BAB 18

283 44 0
                                    

"Tampan sekali," ujar Jerry tiba-tiba, seraya mengagumi sosok yang tergambar di atas kanvas di hadapannya. Evan, yang tengah fokus pada lukisannya, terlonjak kaget ketika mendapati sahabatnya sudah berdiri di belakangnya tanpa ia sadari.

"Kau sudah datang? Aku tidak mendengar suara motormu," kata Evan, mencoba mengendalikan keterkejutannya.

Jerry hanya mendengus, senyumnya melebar. "Kau yang terlalu tenggelam dalam lukisanmu. Dia tampan sekali, kalau dia nyata, rasanya ketampanannya bisa menyaingi kakakmu," canda Jerry sambil tertawa kecil.

Evan tersenyum tipis dan mengangguk pelan. "Dia memang nyata," jawabnya dengan suara tenang, matanya tetap terpaku pada setiap goresan kuas yang ia torehkan di atas kanvas.

Mendengar jawaban itu, tawa Jerry seketika berhenti. Ia langsung tersedak, matanya melebar, tak percaya dengan apa yang baru saja didengarnya. "Apa?

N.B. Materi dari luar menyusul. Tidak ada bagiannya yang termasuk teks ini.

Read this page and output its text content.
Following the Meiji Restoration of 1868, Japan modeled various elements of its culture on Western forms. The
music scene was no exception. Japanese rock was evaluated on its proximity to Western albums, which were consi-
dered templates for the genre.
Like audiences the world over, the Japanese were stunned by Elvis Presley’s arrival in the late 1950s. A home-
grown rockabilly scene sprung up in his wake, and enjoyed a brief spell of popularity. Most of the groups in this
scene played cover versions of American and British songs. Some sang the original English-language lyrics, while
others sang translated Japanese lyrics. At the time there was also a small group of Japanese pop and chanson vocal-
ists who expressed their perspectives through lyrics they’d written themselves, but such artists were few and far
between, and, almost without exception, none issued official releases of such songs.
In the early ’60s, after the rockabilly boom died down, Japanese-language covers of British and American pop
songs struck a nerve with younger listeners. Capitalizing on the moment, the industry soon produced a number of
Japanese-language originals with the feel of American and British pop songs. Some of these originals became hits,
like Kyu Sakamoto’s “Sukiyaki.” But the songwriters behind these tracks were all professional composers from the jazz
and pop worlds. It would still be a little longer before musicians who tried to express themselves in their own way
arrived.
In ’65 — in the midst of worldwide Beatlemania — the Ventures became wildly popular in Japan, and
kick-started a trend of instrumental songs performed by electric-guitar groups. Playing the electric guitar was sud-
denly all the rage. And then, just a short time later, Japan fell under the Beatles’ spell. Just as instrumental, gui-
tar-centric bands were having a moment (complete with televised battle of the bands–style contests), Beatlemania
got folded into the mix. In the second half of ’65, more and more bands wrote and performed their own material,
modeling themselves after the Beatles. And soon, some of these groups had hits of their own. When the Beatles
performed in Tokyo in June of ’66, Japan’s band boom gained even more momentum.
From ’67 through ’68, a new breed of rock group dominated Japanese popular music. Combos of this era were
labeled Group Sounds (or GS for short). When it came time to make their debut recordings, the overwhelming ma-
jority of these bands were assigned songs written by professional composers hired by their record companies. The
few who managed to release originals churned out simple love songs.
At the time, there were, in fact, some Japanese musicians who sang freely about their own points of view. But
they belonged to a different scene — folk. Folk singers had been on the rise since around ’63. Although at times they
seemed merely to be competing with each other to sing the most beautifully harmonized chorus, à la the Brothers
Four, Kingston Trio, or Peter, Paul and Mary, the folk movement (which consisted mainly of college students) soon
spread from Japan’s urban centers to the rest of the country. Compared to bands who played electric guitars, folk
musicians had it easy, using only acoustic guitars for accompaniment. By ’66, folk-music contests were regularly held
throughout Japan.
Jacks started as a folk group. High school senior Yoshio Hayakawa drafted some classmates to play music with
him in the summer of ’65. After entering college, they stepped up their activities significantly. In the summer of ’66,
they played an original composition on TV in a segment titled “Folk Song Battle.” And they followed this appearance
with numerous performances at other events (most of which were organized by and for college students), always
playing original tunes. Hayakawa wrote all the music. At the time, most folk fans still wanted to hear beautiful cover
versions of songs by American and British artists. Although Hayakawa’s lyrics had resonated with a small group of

Jadi... dia benar-benar ada?"

Evan mengangguk lagi, kali ini dengan sedikit lebih banyak perasaan dalam gesturnya. Namun, ia tetap tidak mengalihkan pandangannya dari lukisan tersebut. Tangannya terus bergerak, mempertegas detail wajah pria yang tampak begitu mempesona di atas kanvas.

"Ingat waktu aku bilang kalau aku ingin mencari novel di mall kemarin?" Evan bertanya dengan santai.

Jerry mengangguk cepat, ingat percakapan singkat mereka sebelumnya. "Ya, aku ingat. Kau bilang kau ingin mencari inspirasi, kan?"

Evan tersenyum kecil, lalu melanjutkan, "Aku bertemu dengannya di sana."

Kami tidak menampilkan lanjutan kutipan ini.